E o esplendor dos mapas

"E o esplendor dos mapas, caminho abstracto para a imaginação concreta" - Álvaro de Campos eoesplendor@hotmail.com

Nome: João Miguel Almeida
Localização: Lisboa, Portugal

Quarta-feira, Novembro 30, 2005

Entre as nuvens

Acima de nós, nuvens ocultando os cumes do Quilimanjaro. Abaixo de nós, um manto de nuvens cobrindo a floresta tropical. A montanha parece flutuar no céu azul claro.

Terça-feira, Novembro 29, 2005

Para além das nuvens

Como num passe de mágica, o pico Uhuru evapora-se.

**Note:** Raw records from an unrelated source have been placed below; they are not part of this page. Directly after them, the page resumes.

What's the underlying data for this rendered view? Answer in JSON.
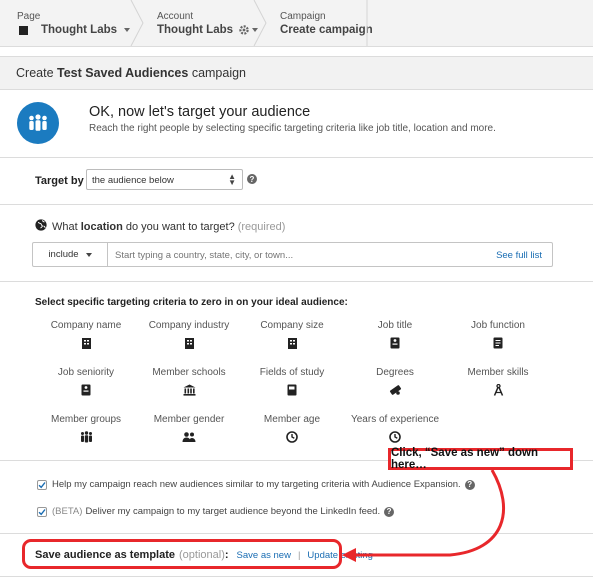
{
  "breadcrumb": {
    "page": {
      "label": "Page",
      "value": "Thought Labs"
    },
    "account": {
      "label": "Account",
      "value": "Thought Labs"
    },
    "campaign": {
      "label": "Campaign",
      "value": "Create campaign"
    }
  },
  "header": {
    "prefix": "Create",
    "name": "Test Saved Audiences",
    "suffix": "campaign"
  },
  "intro": {
    "title": "OK, now let's target your audience",
    "subtitle": "Reach the right people by selecting specific targeting criteria like job title, location and more."
  },
  "target_by": {
    "label": "Target by",
    "selected": "the audience below"
  },
  "location": {
    "q_prefix": "What",
    "q_bold": "location",
    "q_suffix": "do you want to target?",
    "required": "(required)",
    "include": "include",
    "placeholder": "Start typing a country, state, city, or town...",
    "see_full": "See full list"
  },
  "criteria": {
    "title": "Select specific targeting criteria to zero in on your ideal audience:",
    "items": [
      {
        "label": "Company name",
        "icon": "building-icon"
      },
      {
        "label": "Company industry",
        "icon": "building-icon"
      },
      {
        "label": "Company size",
        "icon": "building-icon"
      },
      {
        "label": "Job title",
        "icon": "badge-icon"
      },
      {
        "label": "Job function",
        "icon": "document-icon"
      },
      {
        "label": "Job seniority",
        "icon": "badge-icon"
      },
      {
        "label": "Member schools",
        "icon": "school-icon"
      },
      {
        "label": "Fields of study",
        "icon": "book-icon"
      },
      {
        "label": "Degrees",
        "icon": "diploma-icon"
      },
      {
        "label": "Member skills",
        "icon": "compass-icon"
      },
      {
        "label": "Member groups",
        "icon": "group-icon"
      },
      {
        "label": "Member gender",
        "icon": "people-icon"
      },
      {
        "label": "Member age",
        "icon": "clock-icon"
      },
      {
        "label": "Years of experience",
        "icon": "clock-icon"
      }
    ]
  },
  "checks": {
    "expansion": {
      "text": "Help my campaign reach new audiences similar to my targeting criteria with Audience Expansion.",
      "checked": true
    },
    "network": {
      "beta": "(BETA)",
      "text": "Deliver my campaign to my target audience beyond the LinkedIn feed.",
      "checked": true
    }
  },
  "save": {
    "label": "Save audience as template",
    "optional": "(optional)",
    "colon": ":",
    "save_new": "Save as new",
    "divider": "|",
    "update": "Update existing"
  },
  "annotation": {
    "callout": "Click, “Save as new” down here…",
    "color": "#e8272b"
  },
  "colors": {
    "accent": "#1b7bc0",
    "link": "#1a6db3"
  }
}
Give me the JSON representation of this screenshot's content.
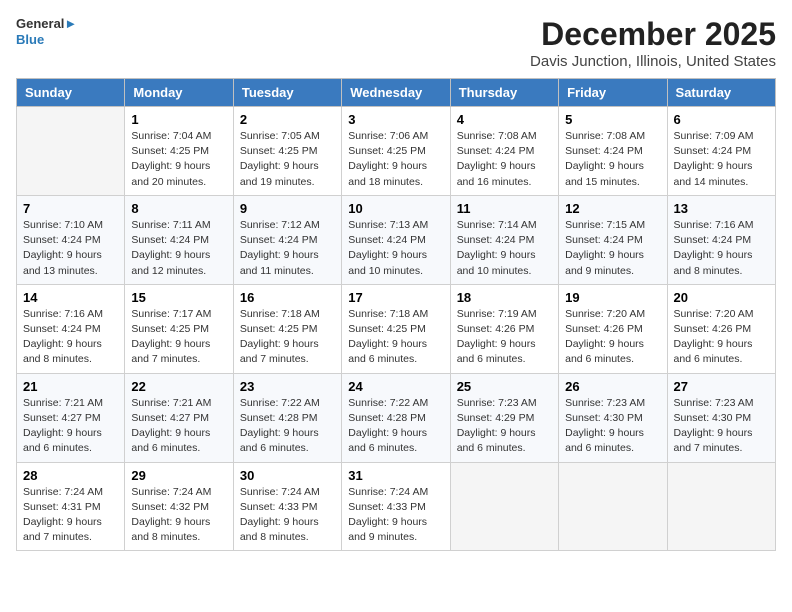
{
  "header": {
    "logo_line1": "General",
    "logo_line2": "Blue",
    "title": "December 2025",
    "subtitle": "Davis Junction, Illinois, United States"
  },
  "weekdays": [
    "Sunday",
    "Monday",
    "Tuesday",
    "Wednesday",
    "Thursday",
    "Friday",
    "Saturday"
  ],
  "weeks": [
    [
      {
        "day": "",
        "info": ""
      },
      {
        "day": "1",
        "info": "Sunrise: 7:04 AM\nSunset: 4:25 PM\nDaylight: 9 hours\nand 20 minutes."
      },
      {
        "day": "2",
        "info": "Sunrise: 7:05 AM\nSunset: 4:25 PM\nDaylight: 9 hours\nand 19 minutes."
      },
      {
        "day": "3",
        "info": "Sunrise: 7:06 AM\nSunset: 4:25 PM\nDaylight: 9 hours\nand 18 minutes."
      },
      {
        "day": "4",
        "info": "Sunrise: 7:08 AM\nSunset: 4:24 PM\nDaylight: 9 hours\nand 16 minutes."
      },
      {
        "day": "5",
        "info": "Sunrise: 7:08 AM\nSunset: 4:24 PM\nDaylight: 9 hours\nand 15 minutes."
      },
      {
        "day": "6",
        "info": "Sunrise: 7:09 AM\nSunset: 4:24 PM\nDaylight: 9 hours\nand 14 minutes."
      }
    ],
    [
      {
        "day": "7",
        "info": "Sunrise: 7:10 AM\nSunset: 4:24 PM\nDaylight: 9 hours\nand 13 minutes."
      },
      {
        "day": "8",
        "info": "Sunrise: 7:11 AM\nSunset: 4:24 PM\nDaylight: 9 hours\nand 12 minutes."
      },
      {
        "day": "9",
        "info": "Sunrise: 7:12 AM\nSunset: 4:24 PM\nDaylight: 9 hours\nand 11 minutes."
      },
      {
        "day": "10",
        "info": "Sunrise: 7:13 AM\nSunset: 4:24 PM\nDaylight: 9 hours\nand 10 minutes."
      },
      {
        "day": "11",
        "info": "Sunrise: 7:14 AM\nSunset: 4:24 PM\nDaylight: 9 hours\nand 10 minutes."
      },
      {
        "day": "12",
        "info": "Sunrise: 7:15 AM\nSunset: 4:24 PM\nDaylight: 9 hours\nand 9 minutes."
      },
      {
        "day": "13",
        "info": "Sunrise: 7:16 AM\nSunset: 4:24 PM\nDaylight: 9 hours\nand 8 minutes."
      }
    ],
    [
      {
        "day": "14",
        "info": "Sunrise: 7:16 AM\nSunset: 4:24 PM\nDaylight: 9 hours\nand 8 minutes."
      },
      {
        "day": "15",
        "info": "Sunrise: 7:17 AM\nSunset: 4:25 PM\nDaylight: 9 hours\nand 7 minutes."
      },
      {
        "day": "16",
        "info": "Sunrise: 7:18 AM\nSunset: 4:25 PM\nDaylight: 9 hours\nand 7 minutes."
      },
      {
        "day": "17",
        "info": "Sunrise: 7:18 AM\nSunset: 4:25 PM\nDaylight: 9 hours\nand 6 minutes."
      },
      {
        "day": "18",
        "info": "Sunrise: 7:19 AM\nSunset: 4:26 PM\nDaylight: 9 hours\nand 6 minutes."
      },
      {
        "day": "19",
        "info": "Sunrise: 7:20 AM\nSunset: 4:26 PM\nDaylight: 9 hours\nand 6 minutes."
      },
      {
        "day": "20",
        "info": "Sunrise: 7:20 AM\nSunset: 4:26 PM\nDaylight: 9 hours\nand 6 minutes."
      }
    ],
    [
      {
        "day": "21",
        "info": "Sunrise: 7:21 AM\nSunset: 4:27 PM\nDaylight: 9 hours\nand 6 minutes."
      },
      {
        "day": "22",
        "info": "Sunrise: 7:21 AM\nSunset: 4:27 PM\nDaylight: 9 hours\nand 6 minutes."
      },
      {
        "day": "23",
        "info": "Sunrise: 7:22 AM\nSunset: 4:28 PM\nDaylight: 9 hours\nand 6 minutes."
      },
      {
        "day": "24",
        "info": "Sunrise: 7:22 AM\nSunset: 4:28 PM\nDaylight: 9 hours\nand 6 minutes."
      },
      {
        "day": "25",
        "info": "Sunrise: 7:23 AM\nSunset: 4:29 PM\nDaylight: 9 hours\nand 6 minutes."
      },
      {
        "day": "26",
        "info": "Sunrise: 7:23 AM\nSunset: 4:30 PM\nDaylight: 9 hours\nand 6 minutes."
      },
      {
        "day": "27",
        "info": "Sunrise: 7:23 AM\nSunset: 4:30 PM\nDaylight: 9 hours\nand 7 minutes."
      }
    ],
    [
      {
        "day": "28",
        "info": "Sunrise: 7:24 AM\nSunset: 4:31 PM\nDaylight: 9 hours\nand 7 minutes."
      },
      {
        "day": "29",
        "info": "Sunrise: 7:24 AM\nSunset: 4:32 PM\nDaylight: 9 hours\nand 8 minutes."
      },
      {
        "day": "30",
        "info": "Sunrise: 7:24 AM\nSunset: 4:33 PM\nDaylight: 9 hours\nand 8 minutes."
      },
      {
        "day": "31",
        "info": "Sunrise: 7:24 AM\nSunset: 4:33 PM\nDaylight: 9 hours\nand 9 minutes."
      },
      {
        "day": "",
        "info": ""
      },
      {
        "day": "",
        "info": ""
      },
      {
        "day": "",
        "info": ""
      }
    ]
  ]
}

Parece jogar às escondidas com os montanhistas, esses minúculos pontos móveis subindo a espinha de um dragão petrificado.

Sábado, Novembro 26, 2005

Acordar no Quilimanjaro

O passeio pelo carreiro bem traçado na floresta parecia um roteiro turístico não muito diferente dos que são possíveis em Portugal - excepto o excesso de humidade e de lama. No dia seguinte, já não era possível qualquer ilusão. Estávamos na mais imponente montanha de África.

Uhuru resplandecente

O primeiro acampamento da rota Machame. Antes que anoitecesse, as nuvens descobriram o pico Uhuru, que resplandeceu sob os últimos raios solares.

Moorland

Pouco a pouco a floresta tropical vai cedendo lugar ao segundo tipo de paisagem, característico da montanha entre os 2800 e os 4000 metros de altitude. O termo inglês é «moorland». Gosto desta palavra com sabor a nevoeiro e filmes de Fritz Lang. Aceitam-se informações sobre a correcta tradução em português.

O labirinto verde

A primeira paisagem do Quilimanjaro, a floresta tropical, consiste numa vegetação luxuriante, com árvores cobertas de musgo e fetos gigantes que, paradoxalmente, fazem lembrar os do Buçaco.

Domingo, Novembro 06, 2005

As torres do Quilimanjaro

Não, não é um monte de lama esculpido pela chuva, mas um edifício laboriosamente construído por formigas.

Sexta-feira, Novembro 04, 2005

Felizes caminhando na lama

A floresta tropical é a primeira das quatro paisagens que o Quilimanjaro oferece. Um pouco atrás de mim vai Lawrence, assistente da expedição. O bastão de caminhada que seguro pode parecer estranho, mas é muito apropriado para subir um caminho enlameado. Nesta altura estava a pensar que, afinal, umas polainas davam jeito.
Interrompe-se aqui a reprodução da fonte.